Park So-Yun, Ayana Gelan, Wako Beshatu Debela, Jeong Kwangcheol Casey, Yoon Soon-Do, Choe Se-Woon
Department of IT Convergence Engineering, Kumoh National Institute of Technology, Gumi 39253, Republic of Korea.
Department of Medical IT Convergence Engineering, Kumoh National Institute of Technology, Gumi 39253, Republic of Korea.
Diagnostics (Basel). 2025 Jan 23;15(3):260. doi: 10.3390/diagnostics15030260.

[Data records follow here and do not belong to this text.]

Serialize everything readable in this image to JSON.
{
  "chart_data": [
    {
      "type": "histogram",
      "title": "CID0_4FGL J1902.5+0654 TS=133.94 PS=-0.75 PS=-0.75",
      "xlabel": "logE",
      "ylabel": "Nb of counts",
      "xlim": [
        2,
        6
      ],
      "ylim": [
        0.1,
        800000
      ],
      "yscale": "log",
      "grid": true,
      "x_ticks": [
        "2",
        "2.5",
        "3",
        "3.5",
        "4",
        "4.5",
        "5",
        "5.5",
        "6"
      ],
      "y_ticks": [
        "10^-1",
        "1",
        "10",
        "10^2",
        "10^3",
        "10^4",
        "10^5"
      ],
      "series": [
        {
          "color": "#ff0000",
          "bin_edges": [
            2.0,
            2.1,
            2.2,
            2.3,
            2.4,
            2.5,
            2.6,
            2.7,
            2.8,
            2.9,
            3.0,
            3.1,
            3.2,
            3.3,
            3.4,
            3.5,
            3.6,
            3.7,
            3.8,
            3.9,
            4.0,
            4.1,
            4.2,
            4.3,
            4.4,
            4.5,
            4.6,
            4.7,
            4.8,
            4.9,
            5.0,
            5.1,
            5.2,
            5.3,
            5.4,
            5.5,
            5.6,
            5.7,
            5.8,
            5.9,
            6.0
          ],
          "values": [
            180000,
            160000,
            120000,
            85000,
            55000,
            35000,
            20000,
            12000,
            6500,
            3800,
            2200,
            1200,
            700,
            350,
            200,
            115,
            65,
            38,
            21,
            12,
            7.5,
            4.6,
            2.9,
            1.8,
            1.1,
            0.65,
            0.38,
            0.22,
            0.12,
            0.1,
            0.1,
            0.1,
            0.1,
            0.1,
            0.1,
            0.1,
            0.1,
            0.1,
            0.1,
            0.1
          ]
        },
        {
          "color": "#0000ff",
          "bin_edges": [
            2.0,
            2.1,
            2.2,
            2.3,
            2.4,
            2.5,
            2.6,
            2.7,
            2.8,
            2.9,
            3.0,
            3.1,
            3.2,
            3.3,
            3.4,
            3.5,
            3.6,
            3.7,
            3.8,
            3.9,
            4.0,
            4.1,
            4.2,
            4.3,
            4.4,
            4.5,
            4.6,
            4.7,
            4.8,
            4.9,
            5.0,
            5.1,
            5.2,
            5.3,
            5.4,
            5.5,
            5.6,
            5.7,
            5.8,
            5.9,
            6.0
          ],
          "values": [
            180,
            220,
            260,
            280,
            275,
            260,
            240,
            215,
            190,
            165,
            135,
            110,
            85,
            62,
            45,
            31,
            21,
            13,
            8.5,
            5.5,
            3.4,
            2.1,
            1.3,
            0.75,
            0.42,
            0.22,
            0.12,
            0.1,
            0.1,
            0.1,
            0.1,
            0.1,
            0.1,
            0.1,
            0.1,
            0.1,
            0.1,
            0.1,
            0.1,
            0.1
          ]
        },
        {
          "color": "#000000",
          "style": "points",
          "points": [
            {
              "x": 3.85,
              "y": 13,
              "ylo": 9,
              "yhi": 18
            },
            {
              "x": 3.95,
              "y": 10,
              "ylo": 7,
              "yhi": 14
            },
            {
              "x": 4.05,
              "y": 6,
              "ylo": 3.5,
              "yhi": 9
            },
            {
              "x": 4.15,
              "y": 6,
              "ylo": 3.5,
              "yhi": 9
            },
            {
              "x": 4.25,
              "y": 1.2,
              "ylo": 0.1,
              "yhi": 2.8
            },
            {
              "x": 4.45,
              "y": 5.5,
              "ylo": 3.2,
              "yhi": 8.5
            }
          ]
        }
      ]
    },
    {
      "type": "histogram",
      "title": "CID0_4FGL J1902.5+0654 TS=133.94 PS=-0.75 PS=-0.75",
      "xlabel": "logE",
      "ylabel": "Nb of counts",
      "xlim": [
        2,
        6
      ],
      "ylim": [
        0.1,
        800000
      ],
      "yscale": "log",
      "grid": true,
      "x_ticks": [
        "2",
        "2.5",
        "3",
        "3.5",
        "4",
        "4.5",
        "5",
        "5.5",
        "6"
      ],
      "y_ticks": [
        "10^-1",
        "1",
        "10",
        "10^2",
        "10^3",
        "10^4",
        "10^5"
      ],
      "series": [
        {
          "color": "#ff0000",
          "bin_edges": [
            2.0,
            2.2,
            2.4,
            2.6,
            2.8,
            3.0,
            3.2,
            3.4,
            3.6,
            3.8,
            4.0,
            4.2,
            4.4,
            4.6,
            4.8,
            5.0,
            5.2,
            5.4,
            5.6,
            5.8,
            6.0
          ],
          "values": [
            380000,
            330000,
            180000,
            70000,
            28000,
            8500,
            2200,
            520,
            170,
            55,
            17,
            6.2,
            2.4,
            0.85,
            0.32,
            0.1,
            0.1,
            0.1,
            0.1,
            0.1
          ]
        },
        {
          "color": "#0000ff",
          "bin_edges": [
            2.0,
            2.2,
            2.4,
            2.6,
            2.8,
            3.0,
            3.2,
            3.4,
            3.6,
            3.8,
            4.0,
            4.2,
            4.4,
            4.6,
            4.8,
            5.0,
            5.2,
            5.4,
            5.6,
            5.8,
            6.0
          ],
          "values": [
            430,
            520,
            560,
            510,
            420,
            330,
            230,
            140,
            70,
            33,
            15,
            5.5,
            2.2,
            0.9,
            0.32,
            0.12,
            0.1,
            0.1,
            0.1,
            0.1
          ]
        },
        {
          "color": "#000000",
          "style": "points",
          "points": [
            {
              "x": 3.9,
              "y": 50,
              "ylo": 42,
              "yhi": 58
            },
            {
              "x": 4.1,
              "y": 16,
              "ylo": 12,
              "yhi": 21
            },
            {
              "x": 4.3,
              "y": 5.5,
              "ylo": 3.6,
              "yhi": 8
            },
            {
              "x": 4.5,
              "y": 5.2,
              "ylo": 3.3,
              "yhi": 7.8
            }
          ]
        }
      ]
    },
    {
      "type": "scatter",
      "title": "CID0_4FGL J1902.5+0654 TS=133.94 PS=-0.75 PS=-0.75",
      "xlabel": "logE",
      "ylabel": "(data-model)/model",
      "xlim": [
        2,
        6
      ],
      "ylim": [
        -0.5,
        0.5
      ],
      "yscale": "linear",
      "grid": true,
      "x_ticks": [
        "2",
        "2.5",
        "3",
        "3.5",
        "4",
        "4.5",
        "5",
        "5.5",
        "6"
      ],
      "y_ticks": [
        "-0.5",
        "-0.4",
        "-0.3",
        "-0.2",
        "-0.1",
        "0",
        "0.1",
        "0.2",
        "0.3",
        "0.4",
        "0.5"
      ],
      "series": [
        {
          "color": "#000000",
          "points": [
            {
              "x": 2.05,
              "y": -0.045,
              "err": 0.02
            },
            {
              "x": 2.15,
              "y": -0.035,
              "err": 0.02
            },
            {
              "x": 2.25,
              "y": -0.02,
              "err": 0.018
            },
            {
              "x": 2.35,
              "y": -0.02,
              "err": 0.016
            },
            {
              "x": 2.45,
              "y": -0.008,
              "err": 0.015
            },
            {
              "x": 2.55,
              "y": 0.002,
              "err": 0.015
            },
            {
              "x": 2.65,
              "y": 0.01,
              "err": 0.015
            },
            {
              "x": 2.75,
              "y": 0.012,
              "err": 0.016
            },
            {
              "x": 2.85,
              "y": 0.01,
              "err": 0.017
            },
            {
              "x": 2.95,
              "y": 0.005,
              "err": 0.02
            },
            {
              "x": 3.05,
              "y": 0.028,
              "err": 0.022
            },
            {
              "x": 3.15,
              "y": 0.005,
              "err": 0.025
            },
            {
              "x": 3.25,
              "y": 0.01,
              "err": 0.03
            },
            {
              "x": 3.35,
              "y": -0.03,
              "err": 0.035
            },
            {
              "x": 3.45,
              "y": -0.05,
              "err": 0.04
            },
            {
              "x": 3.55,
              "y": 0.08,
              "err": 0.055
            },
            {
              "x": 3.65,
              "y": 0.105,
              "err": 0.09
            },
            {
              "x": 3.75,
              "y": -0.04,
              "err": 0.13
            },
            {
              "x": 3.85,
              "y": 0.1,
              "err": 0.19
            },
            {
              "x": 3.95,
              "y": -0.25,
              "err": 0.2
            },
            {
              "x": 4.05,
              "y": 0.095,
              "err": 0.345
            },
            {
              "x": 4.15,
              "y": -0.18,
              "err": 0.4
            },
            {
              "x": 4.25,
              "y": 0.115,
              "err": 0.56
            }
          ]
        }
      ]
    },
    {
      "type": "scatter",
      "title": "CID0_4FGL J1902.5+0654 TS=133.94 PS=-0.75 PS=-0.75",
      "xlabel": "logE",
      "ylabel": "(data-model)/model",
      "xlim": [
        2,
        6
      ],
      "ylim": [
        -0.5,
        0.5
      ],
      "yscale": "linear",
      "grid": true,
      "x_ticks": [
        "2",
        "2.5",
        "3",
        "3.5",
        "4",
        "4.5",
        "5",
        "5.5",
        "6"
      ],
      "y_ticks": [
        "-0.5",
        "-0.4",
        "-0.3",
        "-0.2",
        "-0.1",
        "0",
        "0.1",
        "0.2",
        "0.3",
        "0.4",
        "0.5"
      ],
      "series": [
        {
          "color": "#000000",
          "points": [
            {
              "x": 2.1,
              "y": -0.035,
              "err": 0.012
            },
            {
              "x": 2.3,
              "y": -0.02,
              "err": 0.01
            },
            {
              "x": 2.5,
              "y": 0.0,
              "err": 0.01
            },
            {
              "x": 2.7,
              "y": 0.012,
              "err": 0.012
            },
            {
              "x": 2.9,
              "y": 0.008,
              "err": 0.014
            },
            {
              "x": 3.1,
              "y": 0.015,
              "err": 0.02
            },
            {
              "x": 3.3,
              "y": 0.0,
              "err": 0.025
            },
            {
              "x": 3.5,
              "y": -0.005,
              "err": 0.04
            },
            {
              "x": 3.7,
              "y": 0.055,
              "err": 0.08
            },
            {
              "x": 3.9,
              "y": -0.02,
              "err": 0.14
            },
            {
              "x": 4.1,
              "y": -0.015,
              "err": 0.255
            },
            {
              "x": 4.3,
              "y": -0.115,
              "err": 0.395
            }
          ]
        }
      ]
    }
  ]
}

Squamous cell carcinoma (SCC), a prevalent form of skin cancer, presents diagnostic challenges, particularly in resource-limited settings with a low-quality imaging infrastructure. The accurate classification of SCC margins is essential to guide effective surgical interventions and reduce recurrence rates. This study proposes a vision transformer (ViT)-based model to improve SCC margin classification by addressing the limitations of convolutional neural networks (CNNs) in analyzing low-quality histopathological images. This study introduced a transfer learning approach using a ViT architecture customized with additional flattening, batch normalization, and dense layers to enhance its capability for SCC margin classification. A performance evaluation was conducted using machine learning metrics averaged over five-fold cross-validation and comparisons were made with the leading CNN models. Ablation studies have explored the effects of architectural configuration on model performance. The ViT-based model achieved superior SCC margin classification with 0.928 ± 0.027 accuracy and 0.927 ± 0.028 AUC, surpassing the highest performing CNN model, InceptionV3 (accuracy: 0.86 ± 0.049; AUC: 0.837 ± 0.029), demonstrating robustness of ViT over CNN for low-quality histopathological images. Ablation studies have reinforced the importance of tailored architectural configurations for enhancing diagnostic performance. This study underscores the transformative potential of ViTs in histopathological analysis, especially in resource-limited settings. By enhancing diagnostic accuracy and reducing dependence on high-quality imaging and specialized expertise, it presents a scalable solution for global cancer diagnostics. Future research should prioritize optimizing ViTs for such environments and broadening their clinical applications.
鳞状细胞癌(SCC)是一种常见的皮肤癌形式,带来了诊断挑战,尤其是在成像基础设施质量低下的资源有限环境中。准确分类SCC边缘对于指导有效的手术干预和降低复发率至关重要。本研究提出了一种基于视觉Transformer(ViT)的模型,通过解决卷积神经网络(CNN)在分析低质量组织病理学图像方面的局限性来改善SCC边缘分类。本研究引入了一种迁移学习方法,使用通过额外的展平、批量归一化和全连接层定制的ViT架构来增强其SCC边缘分类能力。使用在五折交叉验证中平均的机器学习指标进行了性能评估,并与领先的CNN模型进行了比较。消融研究探讨了架构配置对模型性能的影响。基于ViT的模型实现了卓越的SCC边缘分类,准确率为0.928±0.027,AUC为0.927±0.028,超过了性能最佳的CNN模型InceptionV3(准确率:0.86±0.049;AUC:0.837±0.029),证明了ViT在低质量组织病理学图像方面相对于CNN的鲁棒性。消融研究强化了定制架构配置对提高诊断性能的重要性。本研究强调了ViT在组织病理学分析中的变革潜力,尤其是在资源有限的环境中。通过提高诊断准确性并减少对高质量成像和专业知识的依赖,它为全球癌症诊断提供了一种可扩展的解决方案。未来的研究应优先针对此类环境优化ViT并拓宽其临床应用。